A casino is an establishment for gambling, with a wide variety of games offered. It is also a major tourist attraction and has facilities such as restaurants, hotels, shops and night clubs. These include a wide range of casino card games such as blackjack, poker and chemin de fer, and table games such as roulette, craps, baccarat and others.
The most popular casino games earn the casinos billions in profits every year. Casino owners invest much money in elaborate fountains, pyramids, towers and replicas of famous landmarks to lure visitors. They use bright lights and the clang of coins to attract patrons. More than 15,000 miles of neon tubing light the casino buildings along the Las Vegas Strip. Casinos also appeal to human senses of smell and hearing: the scent of cigarette smoke is in the air, and the sounds of bells, whistles and dropping coins are constant.

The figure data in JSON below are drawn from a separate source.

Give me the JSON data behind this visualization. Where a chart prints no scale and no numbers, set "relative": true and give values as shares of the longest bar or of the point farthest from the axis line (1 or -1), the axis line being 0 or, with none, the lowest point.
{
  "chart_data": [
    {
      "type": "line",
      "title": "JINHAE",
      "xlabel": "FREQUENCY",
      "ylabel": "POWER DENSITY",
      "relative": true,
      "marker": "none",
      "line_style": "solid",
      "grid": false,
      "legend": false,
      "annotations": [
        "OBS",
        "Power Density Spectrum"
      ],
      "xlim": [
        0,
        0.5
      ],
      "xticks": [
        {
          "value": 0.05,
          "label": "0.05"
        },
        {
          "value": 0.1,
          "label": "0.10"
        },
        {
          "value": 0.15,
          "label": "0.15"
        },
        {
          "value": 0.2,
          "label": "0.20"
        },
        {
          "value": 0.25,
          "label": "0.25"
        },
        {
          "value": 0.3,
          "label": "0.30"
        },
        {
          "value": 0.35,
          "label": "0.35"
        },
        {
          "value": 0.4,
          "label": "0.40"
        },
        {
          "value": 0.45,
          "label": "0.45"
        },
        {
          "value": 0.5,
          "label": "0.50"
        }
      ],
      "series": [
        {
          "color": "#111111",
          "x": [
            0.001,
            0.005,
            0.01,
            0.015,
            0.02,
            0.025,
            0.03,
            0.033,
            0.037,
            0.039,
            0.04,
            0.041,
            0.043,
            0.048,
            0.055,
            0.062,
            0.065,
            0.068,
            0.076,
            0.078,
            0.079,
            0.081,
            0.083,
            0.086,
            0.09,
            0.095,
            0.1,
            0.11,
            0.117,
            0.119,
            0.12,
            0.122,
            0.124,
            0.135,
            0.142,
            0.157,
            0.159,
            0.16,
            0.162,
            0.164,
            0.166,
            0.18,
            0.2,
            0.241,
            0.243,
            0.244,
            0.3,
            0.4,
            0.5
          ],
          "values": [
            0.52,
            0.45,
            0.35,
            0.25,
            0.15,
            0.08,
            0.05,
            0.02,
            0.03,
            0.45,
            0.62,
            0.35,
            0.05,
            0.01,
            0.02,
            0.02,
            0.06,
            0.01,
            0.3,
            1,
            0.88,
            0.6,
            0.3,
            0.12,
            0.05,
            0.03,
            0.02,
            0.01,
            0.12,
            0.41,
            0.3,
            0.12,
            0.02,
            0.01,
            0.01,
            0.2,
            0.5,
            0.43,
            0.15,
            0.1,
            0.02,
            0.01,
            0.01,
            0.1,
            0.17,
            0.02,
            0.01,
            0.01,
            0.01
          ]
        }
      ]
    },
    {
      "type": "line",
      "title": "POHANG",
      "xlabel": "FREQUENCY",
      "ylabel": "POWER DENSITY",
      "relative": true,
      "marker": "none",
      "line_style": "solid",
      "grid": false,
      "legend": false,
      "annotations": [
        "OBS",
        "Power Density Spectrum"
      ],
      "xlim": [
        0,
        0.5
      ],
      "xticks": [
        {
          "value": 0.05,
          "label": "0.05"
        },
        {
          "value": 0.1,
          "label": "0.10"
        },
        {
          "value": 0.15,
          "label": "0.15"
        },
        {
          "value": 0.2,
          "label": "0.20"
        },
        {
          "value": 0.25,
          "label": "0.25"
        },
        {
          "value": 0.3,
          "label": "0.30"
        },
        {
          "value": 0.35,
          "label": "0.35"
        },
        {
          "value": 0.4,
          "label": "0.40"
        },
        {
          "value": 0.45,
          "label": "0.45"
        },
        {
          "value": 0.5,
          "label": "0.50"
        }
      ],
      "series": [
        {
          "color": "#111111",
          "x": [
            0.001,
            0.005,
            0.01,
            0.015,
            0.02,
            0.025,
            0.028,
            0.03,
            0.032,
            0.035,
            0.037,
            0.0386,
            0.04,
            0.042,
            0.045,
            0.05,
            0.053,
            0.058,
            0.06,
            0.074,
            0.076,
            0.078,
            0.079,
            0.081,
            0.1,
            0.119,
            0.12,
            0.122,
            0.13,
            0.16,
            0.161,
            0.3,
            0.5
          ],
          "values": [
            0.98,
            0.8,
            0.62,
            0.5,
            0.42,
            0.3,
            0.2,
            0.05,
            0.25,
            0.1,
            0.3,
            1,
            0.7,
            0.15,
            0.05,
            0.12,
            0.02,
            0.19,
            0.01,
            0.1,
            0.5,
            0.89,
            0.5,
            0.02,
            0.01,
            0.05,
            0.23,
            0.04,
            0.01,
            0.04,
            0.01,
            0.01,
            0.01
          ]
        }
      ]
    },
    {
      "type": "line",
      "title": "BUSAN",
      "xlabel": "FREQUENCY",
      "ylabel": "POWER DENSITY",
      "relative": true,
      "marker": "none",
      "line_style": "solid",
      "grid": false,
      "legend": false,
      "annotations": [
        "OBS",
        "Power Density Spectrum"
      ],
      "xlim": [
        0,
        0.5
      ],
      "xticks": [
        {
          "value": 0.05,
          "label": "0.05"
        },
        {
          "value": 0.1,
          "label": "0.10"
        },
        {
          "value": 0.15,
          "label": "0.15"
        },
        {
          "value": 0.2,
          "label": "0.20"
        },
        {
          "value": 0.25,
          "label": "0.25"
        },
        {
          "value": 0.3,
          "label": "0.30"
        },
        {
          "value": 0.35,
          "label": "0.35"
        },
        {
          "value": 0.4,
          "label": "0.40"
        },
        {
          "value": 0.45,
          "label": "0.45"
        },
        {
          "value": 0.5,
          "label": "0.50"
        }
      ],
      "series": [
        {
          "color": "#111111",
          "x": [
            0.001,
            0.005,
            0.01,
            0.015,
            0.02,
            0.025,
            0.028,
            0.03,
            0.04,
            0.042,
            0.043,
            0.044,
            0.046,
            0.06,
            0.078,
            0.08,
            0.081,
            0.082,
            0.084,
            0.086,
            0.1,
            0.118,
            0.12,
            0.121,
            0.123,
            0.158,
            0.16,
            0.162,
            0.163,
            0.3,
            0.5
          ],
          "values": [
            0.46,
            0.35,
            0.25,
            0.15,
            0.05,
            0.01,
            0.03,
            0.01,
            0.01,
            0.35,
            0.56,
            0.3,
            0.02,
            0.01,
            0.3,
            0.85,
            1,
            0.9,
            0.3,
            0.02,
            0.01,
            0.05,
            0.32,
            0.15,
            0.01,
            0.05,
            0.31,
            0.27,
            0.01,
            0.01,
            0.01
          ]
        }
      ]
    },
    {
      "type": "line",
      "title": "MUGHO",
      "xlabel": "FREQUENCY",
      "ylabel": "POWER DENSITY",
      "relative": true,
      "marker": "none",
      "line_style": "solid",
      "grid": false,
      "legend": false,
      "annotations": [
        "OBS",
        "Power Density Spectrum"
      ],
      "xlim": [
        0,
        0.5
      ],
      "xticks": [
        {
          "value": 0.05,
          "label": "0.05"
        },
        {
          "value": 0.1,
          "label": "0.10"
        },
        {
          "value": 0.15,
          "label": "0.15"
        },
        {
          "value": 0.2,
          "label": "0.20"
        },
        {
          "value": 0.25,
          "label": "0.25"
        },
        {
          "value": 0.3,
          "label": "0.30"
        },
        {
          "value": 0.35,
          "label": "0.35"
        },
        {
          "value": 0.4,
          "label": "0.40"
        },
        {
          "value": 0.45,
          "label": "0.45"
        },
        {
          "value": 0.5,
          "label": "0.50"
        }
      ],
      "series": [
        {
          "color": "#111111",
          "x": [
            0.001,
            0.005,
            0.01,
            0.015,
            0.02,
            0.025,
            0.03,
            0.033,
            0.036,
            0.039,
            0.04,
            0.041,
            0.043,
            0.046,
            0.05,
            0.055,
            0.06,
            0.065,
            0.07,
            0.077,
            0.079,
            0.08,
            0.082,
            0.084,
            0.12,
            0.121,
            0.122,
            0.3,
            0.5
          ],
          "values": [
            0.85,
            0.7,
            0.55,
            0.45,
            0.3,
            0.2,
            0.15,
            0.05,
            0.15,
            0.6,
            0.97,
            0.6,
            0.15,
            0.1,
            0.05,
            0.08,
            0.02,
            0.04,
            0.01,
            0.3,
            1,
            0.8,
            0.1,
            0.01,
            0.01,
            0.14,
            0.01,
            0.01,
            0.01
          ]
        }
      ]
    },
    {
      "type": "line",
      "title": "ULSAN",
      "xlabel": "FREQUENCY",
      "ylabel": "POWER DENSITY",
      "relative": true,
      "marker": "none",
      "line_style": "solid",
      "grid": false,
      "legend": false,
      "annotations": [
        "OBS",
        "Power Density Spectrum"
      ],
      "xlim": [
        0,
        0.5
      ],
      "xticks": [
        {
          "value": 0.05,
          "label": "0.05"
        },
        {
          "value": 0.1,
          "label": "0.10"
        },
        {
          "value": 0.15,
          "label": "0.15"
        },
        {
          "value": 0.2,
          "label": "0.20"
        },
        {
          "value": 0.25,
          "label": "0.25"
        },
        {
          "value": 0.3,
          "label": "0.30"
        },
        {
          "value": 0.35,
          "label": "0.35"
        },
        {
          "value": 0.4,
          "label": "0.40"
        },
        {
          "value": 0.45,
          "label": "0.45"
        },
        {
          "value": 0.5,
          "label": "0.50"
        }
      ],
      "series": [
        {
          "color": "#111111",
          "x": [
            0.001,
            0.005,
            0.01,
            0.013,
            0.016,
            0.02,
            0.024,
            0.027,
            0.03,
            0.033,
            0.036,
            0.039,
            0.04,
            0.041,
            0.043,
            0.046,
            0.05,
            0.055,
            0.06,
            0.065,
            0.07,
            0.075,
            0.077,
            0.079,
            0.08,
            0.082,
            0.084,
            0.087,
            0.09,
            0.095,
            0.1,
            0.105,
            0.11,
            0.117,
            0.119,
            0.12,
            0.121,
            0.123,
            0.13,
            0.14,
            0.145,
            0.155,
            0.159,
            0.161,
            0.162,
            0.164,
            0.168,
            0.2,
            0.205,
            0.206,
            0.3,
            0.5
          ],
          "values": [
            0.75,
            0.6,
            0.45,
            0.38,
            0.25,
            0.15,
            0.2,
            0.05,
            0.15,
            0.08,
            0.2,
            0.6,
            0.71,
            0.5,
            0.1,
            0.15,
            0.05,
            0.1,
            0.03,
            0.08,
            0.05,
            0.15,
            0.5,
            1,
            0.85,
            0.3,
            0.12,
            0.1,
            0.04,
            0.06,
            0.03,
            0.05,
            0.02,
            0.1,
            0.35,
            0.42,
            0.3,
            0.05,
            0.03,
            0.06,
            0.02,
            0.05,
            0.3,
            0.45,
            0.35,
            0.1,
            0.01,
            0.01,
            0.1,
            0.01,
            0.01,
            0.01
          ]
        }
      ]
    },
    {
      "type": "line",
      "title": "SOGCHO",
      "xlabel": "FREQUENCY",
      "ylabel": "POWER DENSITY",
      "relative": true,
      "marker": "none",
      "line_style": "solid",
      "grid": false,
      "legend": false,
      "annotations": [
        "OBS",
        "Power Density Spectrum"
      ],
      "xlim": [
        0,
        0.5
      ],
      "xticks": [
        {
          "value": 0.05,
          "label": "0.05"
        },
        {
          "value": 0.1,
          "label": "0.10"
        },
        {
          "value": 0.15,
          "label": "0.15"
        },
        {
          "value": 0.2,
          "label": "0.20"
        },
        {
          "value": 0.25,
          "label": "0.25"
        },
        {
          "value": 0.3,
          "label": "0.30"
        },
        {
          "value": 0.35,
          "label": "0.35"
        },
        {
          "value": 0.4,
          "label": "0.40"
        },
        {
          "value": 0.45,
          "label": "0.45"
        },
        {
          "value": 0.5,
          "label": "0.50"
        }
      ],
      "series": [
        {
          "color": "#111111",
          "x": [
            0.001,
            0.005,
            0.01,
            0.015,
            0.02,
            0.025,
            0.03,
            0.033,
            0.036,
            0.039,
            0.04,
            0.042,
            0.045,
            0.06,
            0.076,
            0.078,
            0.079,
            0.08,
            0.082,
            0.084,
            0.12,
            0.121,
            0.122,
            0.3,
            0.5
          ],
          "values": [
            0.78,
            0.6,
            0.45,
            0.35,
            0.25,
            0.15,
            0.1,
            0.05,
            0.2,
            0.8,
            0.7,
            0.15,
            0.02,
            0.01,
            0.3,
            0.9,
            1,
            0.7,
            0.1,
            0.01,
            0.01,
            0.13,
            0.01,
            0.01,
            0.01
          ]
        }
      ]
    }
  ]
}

Despite the high stakes, casino gambling is not for everyone. Only about 24% of Americans have visited a casino in the past year, according to Roper Reports. Most casino gamblers are forty-six-year-old females with above-average incomes.
Casinos employ many techniques to prevent cheating. Security starts on the floor, where dealers keep an eye out for blatant cheating (palming cards, marking dice, etc.). Video cameras monitor the casino and catch many violations. Electronic systems monitor the exact amount of bets placed in slot machines, and a computer program oversees roulette wheels to spot statistical deviations. In addition to these technological precautions, all casino employees are required to wear uniforms and follow strict rules of conduct.